Prioritize internal consistency by ensuring your UI design is steady across the entire web app—for example, when users click one option, it shouldn’t take them to an entirely different screen with a different design. Key menu options and buttons should stay in the same place on every page or screen.

7. Strengthen navigation and findability

It’s easy to lose your users with a confusing or complex web app hierarchy. Make sure it’s easy for users to see exactly where they are on your web app, go back to the last screen they were on, and find the homepage or user dashboard in a snap.

Guide your users through your app with a clear top menu, and use ‘breadcrumb trails’—secondary navigation menus that show users exactly where they are in their journey.

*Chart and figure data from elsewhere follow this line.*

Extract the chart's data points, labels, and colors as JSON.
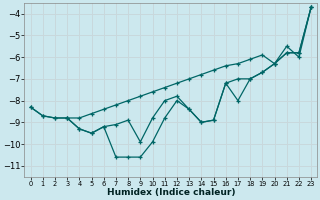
{
  "xlabel": "Humidex (Indice chaleur)",
  "background_color": "#cce8ee",
  "grid_color": "#c8d8dc",
  "line_color": "#006666",
  "xlim": [
    -0.5,
    23.5
  ],
  "ylim": [
    -11.5,
    -3.5
  ],
  "xticks": [
    0,
    1,
    2,
    3,
    4,
    5,
    6,
    7,
    8,
    9,
    10,
    11,
    12,
    13,
    14,
    15,
    16,
    17,
    18,
    19,
    20,
    21,
    22,
    23
  ],
  "yticks": [
    -11,
    -10,
    -9,
    -8,
    -7,
    -6,
    -5,
    -4
  ],
  "series": [
    {
      "x": [
        0,
        1,
        2,
        3,
        4,
        5,
        6,
        7,
        8,
        9,
        10,
        11,
        12,
        13,
        14,
        15,
        16,
        17,
        18,
        19,
        20,
        21,
        22,
        23
      ],
      "y": [
        -8.3,
        -8.7,
        -8.8,
        -8.8,
        -8.8,
        -8.6,
        -8.4,
        -8.2,
        -8.0,
        -7.8,
        -7.6,
        -7.4,
        -7.2,
        -7.0,
        -6.8,
        -6.6,
        -6.4,
        -6.3,
        -6.1,
        -5.9,
        -6.3,
        -5.5,
        -6.0,
        -3.7
      ]
    },
    {
      "x": [
        0,
        1,
        2,
        3,
        4,
        5,
        6,
        7,
        8,
        9,
        10,
        11,
        12,
        13,
        14,
        15,
        16,
        17,
        18,
        19,
        20,
        21,
        22,
        23
      ],
      "y": [
        -8.3,
        -8.7,
        -8.8,
        -8.8,
        -9.3,
        -9.5,
        -9.2,
        -9.1,
        -8.9,
        -9.9,
        -8.8,
        -8.0,
        -7.8,
        -8.4,
        -9.0,
        -8.9,
        -7.2,
        -8.0,
        -7.0,
        -6.7,
        -6.3,
        -5.8,
        -5.8,
        -3.7
      ]
    },
    {
      "x": [
        3,
        4,
        5,
        6,
        7,
        8,
        9,
        10,
        11,
        12,
        13,
        14,
        15,
        16,
        17,
        18,
        19,
        20,
        21,
        22,
        23
      ],
      "y": [
        -8.8,
        -9.3,
        -9.5,
        -9.2,
        -10.6,
        -10.6,
        -10.6,
        -9.9,
        -8.8,
        -8.0,
        -8.4,
        -9.0,
        -8.9,
        -7.2,
        -7.0,
        -7.0,
        -6.7,
        -6.3,
        -5.8,
        -5.8,
        -3.7
      ]
    }
  ]
}
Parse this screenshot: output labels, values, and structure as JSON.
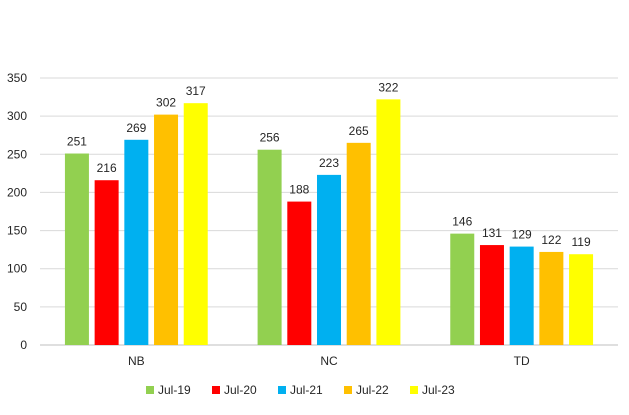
{
  "chart_data": {
    "type": "bar",
    "categories": [
      "NB",
      "NC",
      "TD"
    ],
    "series": [
      {
        "name": "Jul-19",
        "color": "#92d050",
        "values": [
          251,
          256,
          146
        ]
      },
      {
        "name": "Jul-20",
        "color": "#ff0000",
        "values": [
          216,
          188,
          131
        ]
      },
      {
        "name": "Jul-21",
        "color": "#00b0f0",
        "values": [
          269,
          223,
          129
        ]
      },
      {
        "name": "Jul-22",
        "color": "#ffc000",
        "values": [
          302,
          265,
          122
        ]
      },
      {
        "name": "Jul-23",
        "color": "#ffff00",
        "values": [
          317,
          322,
          119
        ]
      }
    ],
    "ylim": [
      0,
      350
    ],
    "yticks": [
      0,
      50,
      100,
      150,
      200,
      250,
      300,
      350
    ],
    "grid": true,
    "legend_position": "bottom",
    "data_labels": true
  }
}
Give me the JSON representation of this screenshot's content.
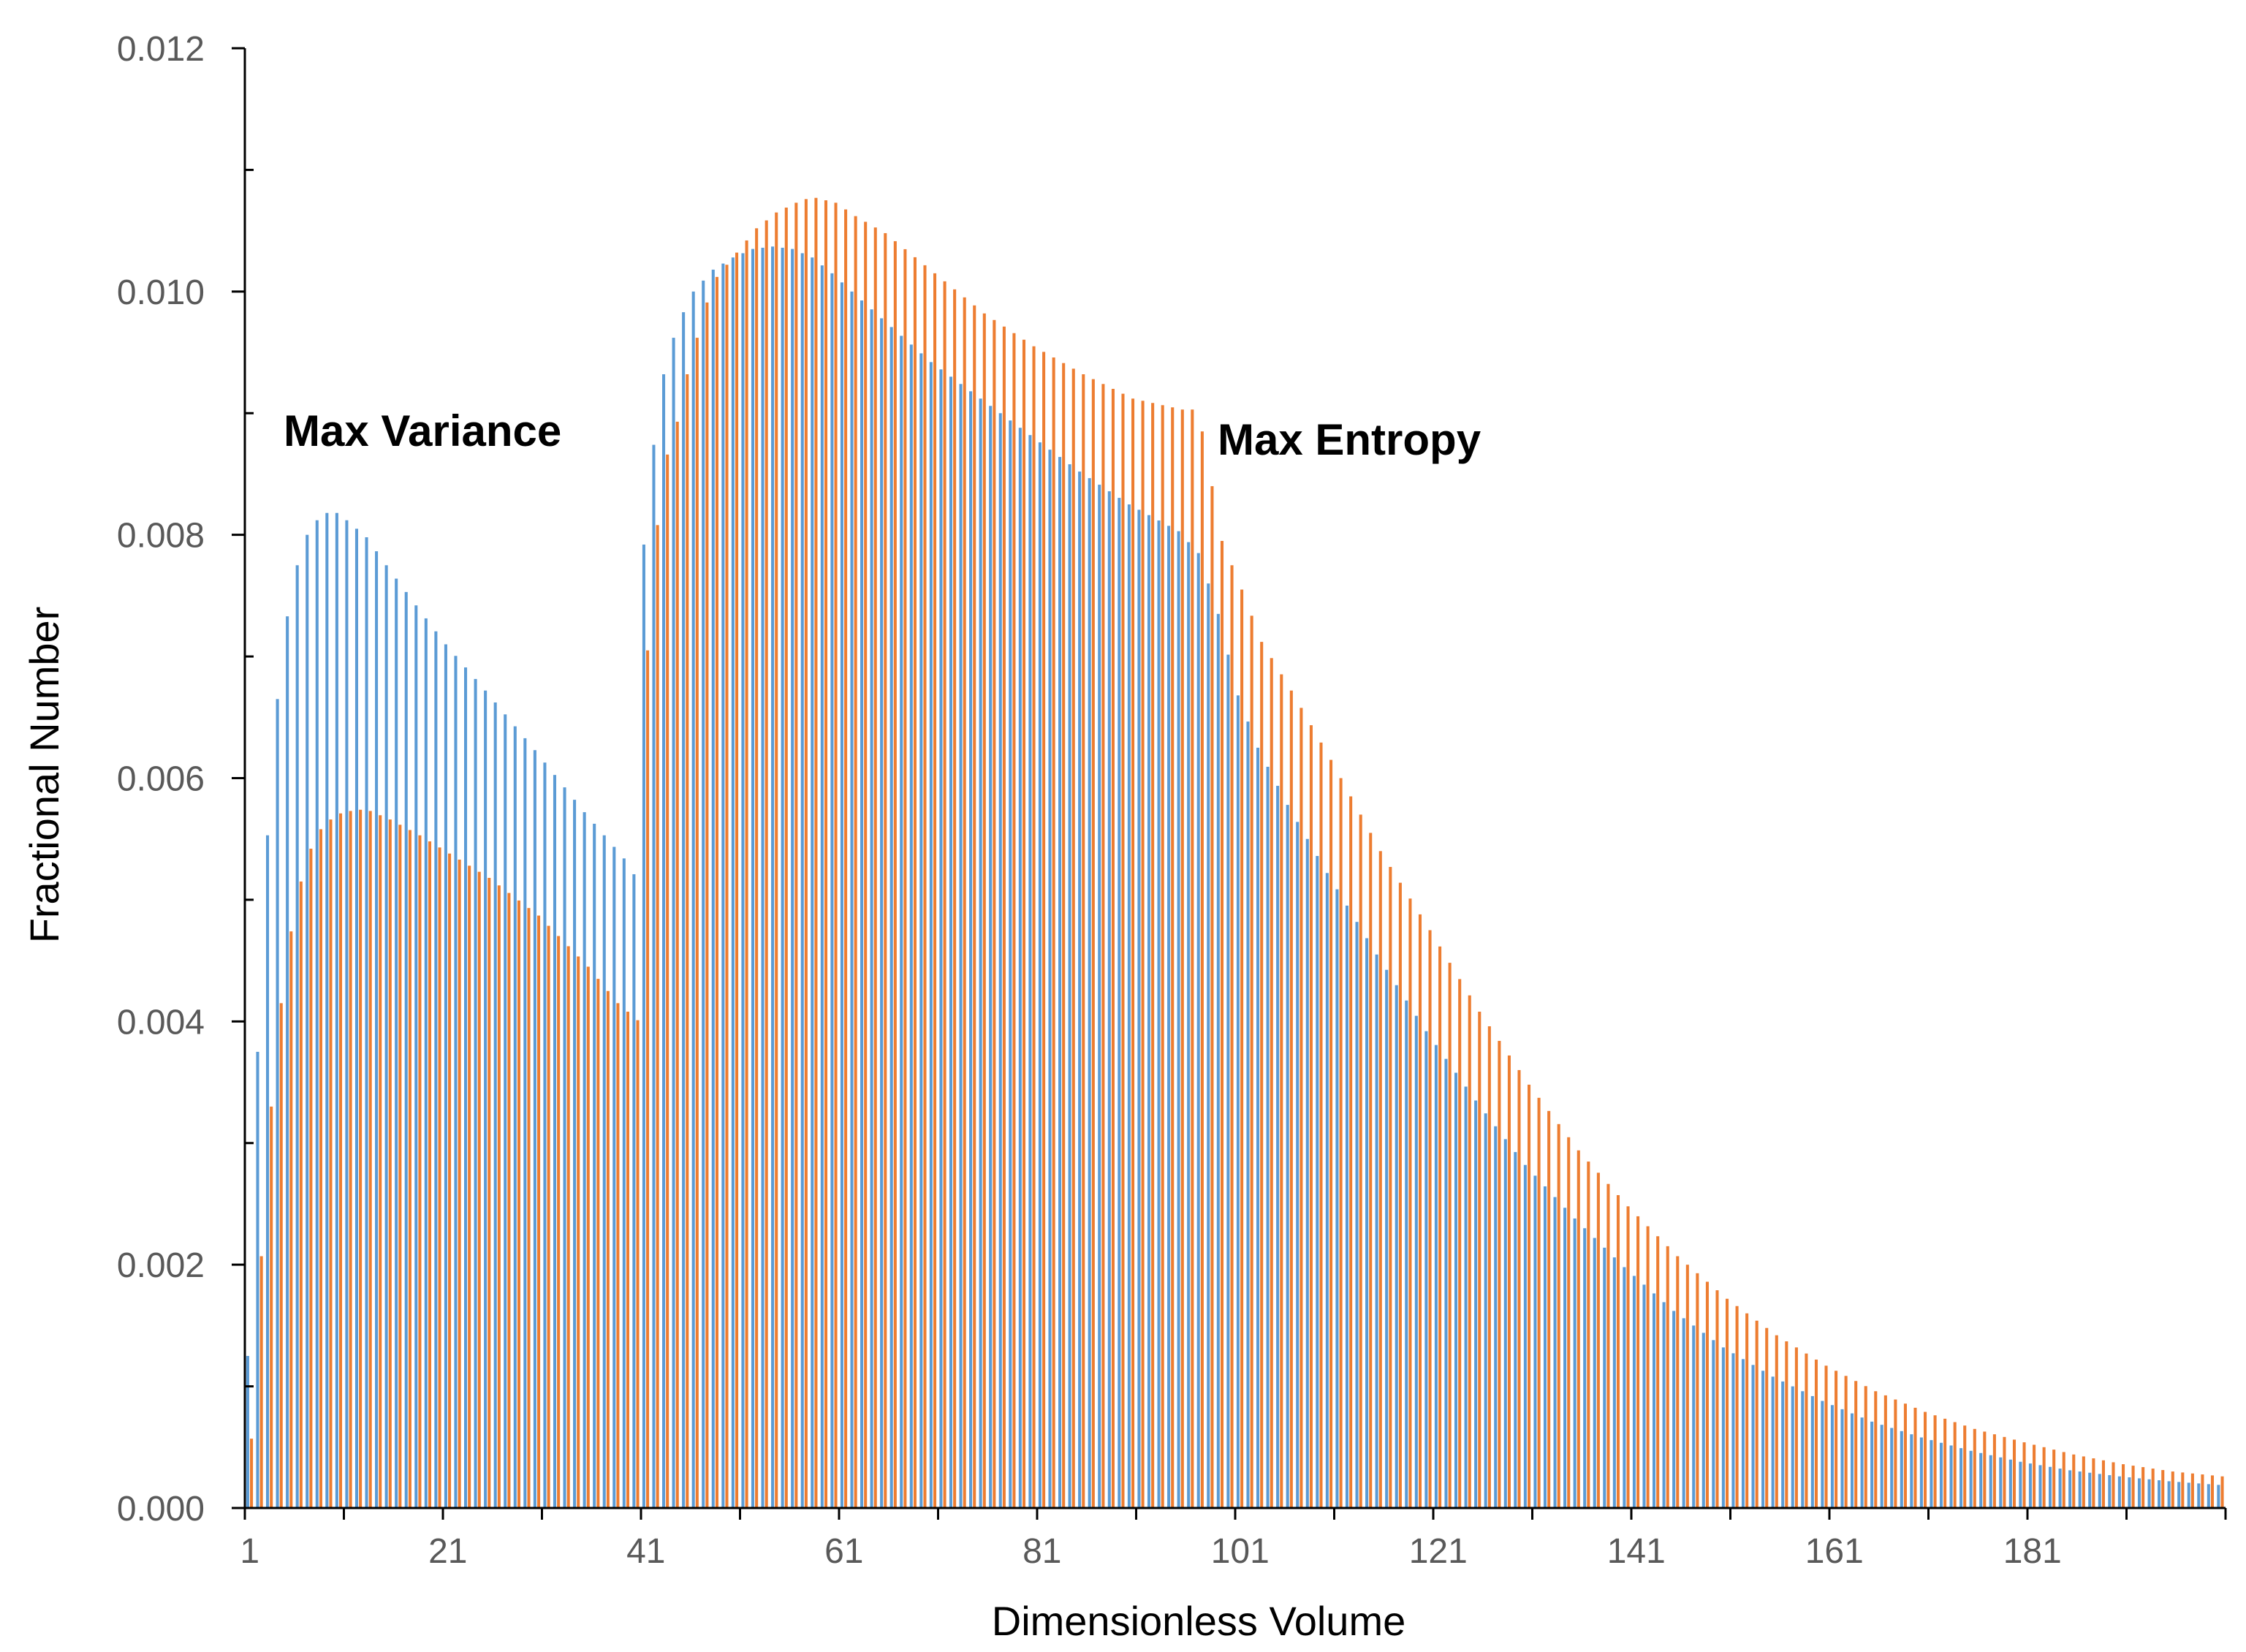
{
  "chart_data": {
    "type": "bar",
    "title": "",
    "xlabel": "Dimensionless Volume",
    "ylabel": "Fractional Number",
    "xlim": [
      1,
      200
    ],
    "ylim": [
      0,
      0.012
    ],
    "x_tick_labels": [
      "1",
      "21",
      "41",
      "61",
      "81",
      "101",
      "121",
      "141",
      "161",
      "181"
    ],
    "y_tick_labels": [
      "0.000",
      "0.002",
      "0.004",
      "0.006",
      "0.008",
      "0.010",
      "0.012"
    ],
    "grid": false,
    "legend": "none",
    "colors": {
      "max_variance": "#5B9BD5",
      "max_entropy": "#ED7D31",
      "axis": "#000000"
    },
    "annotations": [
      {
        "text": "Max Variance",
        "series": "Max Variance"
      },
      {
        "text": "Max Entropy",
        "series": "Max Entropy"
      }
    ],
    "series": [
      {
        "name": "Max Variance",
        "key_points": [
          [
            1,
            0.00125
          ],
          [
            2,
            0.00375
          ],
          [
            3,
            0.00553
          ],
          [
            4,
            0.00665
          ],
          [
            5,
            0.00733
          ],
          [
            6,
            0.00775
          ],
          [
            7,
            0.008
          ],
          [
            8,
            0.00812
          ],
          [
            9,
            0.00818
          ],
          [
            10,
            0.00818
          ],
          [
            11,
            0.00812
          ],
          [
            13,
            0.00798
          ],
          [
            15,
            0.00775
          ],
          [
            18,
            0.00742
          ],
          [
            21,
            0.0071
          ],
          [
            25,
            0.00672
          ],
          [
            30,
            0.00623
          ],
          [
            35,
            0.00572
          ],
          [
            39,
            0.00534
          ],
          [
            40,
            0.00521
          ],
          [
            41,
            0.00792
          ],
          [
            42,
            0.00874
          ],
          [
            43,
            0.00932
          ],
          [
            44,
            0.00962
          ],
          [
            45,
            0.00983
          ],
          [
            46,
            0.01
          ],
          [
            48,
            0.01018
          ],
          [
            50,
            0.01028
          ],
          [
            52,
            0.01035
          ],
          [
            54,
            0.01037
          ],
          [
            56,
            0.01035
          ],
          [
            58,
            0.01028
          ],
          [
            60,
            0.01015
          ],
          [
            62,
            0.01
          ],
          [
            65,
            0.00978
          ],
          [
            70,
            0.00942
          ],
          [
            75,
            0.00912
          ],
          [
            80,
            0.00882
          ],
          [
            85,
            0.00852
          ],
          [
            90,
            0.00825
          ],
          [
            95,
            0.00803
          ],
          [
            97,
            0.00785
          ],
          [
            99,
            0.00735
          ],
          [
            101,
            0.00668
          ],
          [
            103,
            0.00625
          ],
          [
            106,
            0.00578
          ],
          [
            110,
            0.00522
          ],
          [
            115,
            0.00455
          ],
          [
            120,
            0.00392
          ],
          [
            125,
            0.00335
          ],
          [
            130,
            0.00282
          ],
          [
            135,
            0.00238
          ],
          [
            140,
            0.00198
          ],
          [
            145,
            0.00162
          ],
          [
            150,
            0.00132
          ],
          [
            155,
            0.00108
          ],
          [
            160,
            0.00088
          ],
          [
            165,
            0.00071
          ],
          [
            170,
            0.00058
          ],
          [
            175,
            0.00047
          ],
          [
            180,
            0.00038
          ],
          [
            185,
            0.00031
          ],
          [
            190,
            0.00026
          ],
          [
            195,
            0.00022
          ],
          [
            200,
            0.00019
          ]
        ]
      },
      {
        "name": "Max Entropy",
        "key_points": [
          [
            1,
            0.00057
          ],
          [
            2,
            0.00207
          ],
          [
            3,
            0.0033
          ],
          [
            4,
            0.00415
          ],
          [
            5,
            0.00474
          ],
          [
            6,
            0.00515
          ],
          [
            7,
            0.00542
          ],
          [
            8,
            0.00558
          ],
          [
            9,
            0.00566
          ],
          [
            10,
            0.00571
          ],
          [
            11,
            0.00573
          ],
          [
            12,
            0.00574
          ],
          [
            13,
            0.00573
          ],
          [
            15,
            0.00566
          ],
          [
            18,
            0.00553
          ],
          [
            21,
            0.00538
          ],
          [
            25,
            0.00518
          ],
          [
            30,
            0.00487
          ],
          [
            35,
            0.00445
          ],
          [
            38,
            0.00415
          ],
          [
            40,
            0.00401
          ],
          [
            41,
            0.00705
          ],
          [
            42,
            0.00808
          ],
          [
            43,
            0.00866
          ],
          [
            44,
            0.00893
          ],
          [
            45,
            0.00932
          ],
          [
            46,
            0.00962
          ],
          [
            47,
            0.00991
          ],
          [
            48,
            0.01012
          ],
          [
            50,
            0.01032
          ],
          [
            52,
            0.01052
          ],
          [
            54,
            0.01065
          ],
          [
            56,
            0.01073
          ],
          [
            57,
            0.01076
          ],
          [
            58,
            0.01077
          ],
          [
            60,
            0.01073
          ],
          [
            62,
            0.01062
          ],
          [
            65,
            0.01048
          ],
          [
            70,
            0.01015
          ],
          [
            75,
            0.00982
          ],
          [
            80,
            0.00955
          ],
          [
            85,
            0.00932
          ],
          [
            90,
            0.00912
          ],
          [
            95,
            0.00903
          ],
          [
            96,
            0.00903
          ],
          [
            97,
            0.00885
          ],
          [
            99,
            0.00795
          ],
          [
            101,
            0.00755
          ],
          [
            103,
            0.00712
          ],
          [
            106,
            0.00672
          ],
          [
            110,
            0.00615
          ],
          [
            115,
            0.0054
          ],
          [
            120,
            0.00475
          ],
          [
            125,
            0.00408
          ],
          [
            130,
            0.00348
          ],
          [
            135,
            0.00294
          ],
          [
            140,
            0.00248
          ],
          [
            145,
            0.00207
          ],
          [
            150,
            0.00172
          ],
          [
            155,
            0.00142
          ],
          [
            160,
            0.00117
          ],
          [
            165,
            0.00096
          ],
          [
            170,
            0.00079
          ],
          [
            175,
            0.00065
          ],
          [
            180,
            0.00054
          ],
          [
            185,
            0.00044
          ],
          [
            190,
            0.00036
          ],
          [
            195,
            0.0003
          ],
          [
            200,
            0.00026
          ]
        ]
      }
    ]
  }
}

Making it easy for users to find everything on your web app will also have a huge impact on UX.

Group similar elements—such as different types of products or tools—together so users can intuitively navigate. Include simple but highly functional search filters to make sure users can get to what they need as quickly and easily as possible.

For a clear user journey, also pay close attention to empty spaces and in-between states where customers might get confused or lost.

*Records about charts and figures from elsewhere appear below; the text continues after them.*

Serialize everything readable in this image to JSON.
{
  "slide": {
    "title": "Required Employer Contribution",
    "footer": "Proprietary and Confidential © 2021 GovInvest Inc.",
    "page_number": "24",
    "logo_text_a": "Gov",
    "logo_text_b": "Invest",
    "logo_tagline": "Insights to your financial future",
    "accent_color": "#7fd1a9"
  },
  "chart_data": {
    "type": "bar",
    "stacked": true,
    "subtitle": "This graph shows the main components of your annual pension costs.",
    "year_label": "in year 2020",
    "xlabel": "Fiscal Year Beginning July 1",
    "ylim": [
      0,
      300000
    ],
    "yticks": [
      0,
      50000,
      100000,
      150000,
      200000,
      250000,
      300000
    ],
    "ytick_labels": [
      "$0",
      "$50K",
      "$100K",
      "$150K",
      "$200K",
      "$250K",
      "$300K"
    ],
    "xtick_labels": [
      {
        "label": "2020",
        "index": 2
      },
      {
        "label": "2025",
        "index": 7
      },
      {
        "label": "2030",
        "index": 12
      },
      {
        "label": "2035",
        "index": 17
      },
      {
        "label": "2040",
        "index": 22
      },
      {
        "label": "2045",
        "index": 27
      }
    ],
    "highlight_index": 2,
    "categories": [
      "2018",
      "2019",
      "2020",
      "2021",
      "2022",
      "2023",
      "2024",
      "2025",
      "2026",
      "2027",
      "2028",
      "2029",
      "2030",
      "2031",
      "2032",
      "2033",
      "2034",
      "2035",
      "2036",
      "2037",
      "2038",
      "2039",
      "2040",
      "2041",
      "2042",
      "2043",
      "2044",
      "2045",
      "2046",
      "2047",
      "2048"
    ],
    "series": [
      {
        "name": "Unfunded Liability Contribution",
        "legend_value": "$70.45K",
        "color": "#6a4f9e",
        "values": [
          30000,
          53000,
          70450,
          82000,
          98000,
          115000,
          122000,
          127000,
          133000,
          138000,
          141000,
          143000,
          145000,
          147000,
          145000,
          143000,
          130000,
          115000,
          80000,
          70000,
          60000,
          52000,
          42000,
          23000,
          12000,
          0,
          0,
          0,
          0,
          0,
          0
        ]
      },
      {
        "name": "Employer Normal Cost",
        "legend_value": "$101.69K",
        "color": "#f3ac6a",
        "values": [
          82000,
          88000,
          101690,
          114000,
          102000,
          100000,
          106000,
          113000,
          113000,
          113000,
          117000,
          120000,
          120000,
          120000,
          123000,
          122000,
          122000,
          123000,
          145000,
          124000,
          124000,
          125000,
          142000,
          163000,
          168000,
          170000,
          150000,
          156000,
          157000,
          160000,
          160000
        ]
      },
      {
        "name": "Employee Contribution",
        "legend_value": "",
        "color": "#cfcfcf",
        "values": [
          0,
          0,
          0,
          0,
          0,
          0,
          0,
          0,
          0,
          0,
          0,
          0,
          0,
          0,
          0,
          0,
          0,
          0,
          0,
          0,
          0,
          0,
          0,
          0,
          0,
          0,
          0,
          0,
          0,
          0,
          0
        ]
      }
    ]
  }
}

If you show users blank space when they’re waiting for something to load, looking at fields they haven’t filled out yet, or get an error page, they’ll get frustrated—and you’ll have missed an opportunity to show them what to do next.

Design for empty states: include clear labels and messages that show users what’s happening or model what they could put in empty space fields in forms or user profiles. 

8. Regularly test performance and the user experience

Maybe the single most important best practice for web app design is to test, test, and test again to make sure your design is meeting user needs—and make improvements if it isn’t.

Regularly run web monitoring tests to check that your web app is available, secure, and running at high speed. Set up alerts so you’re the first to know if a feature isn’t working, a security certificate expires, or if your web app is experiencing downtime.

You should also test new concepts, updates, and aesthetic choices with users to ensure your decisions make a positive impact.

Testing is crucial for initial concept validation and at the prototyping and minimum viable product (MVP) stages; but even once your web app is live, keep running feedback tests. 

You can use A/B or multivariate types of product testing to decide between different design choices, deploy product experience insights tools, and run usability tests to determine changes to make and improve the overall UX.

It’s important to combine quantitative analytics with qualitative product experience insights based on users’ opinions, which give you a deeper sense of user needs. With Hotjar, you can conduct both qualitative and quantitative user research, and synthesize the results to understand exactly which actions you need to take to improve your web app design.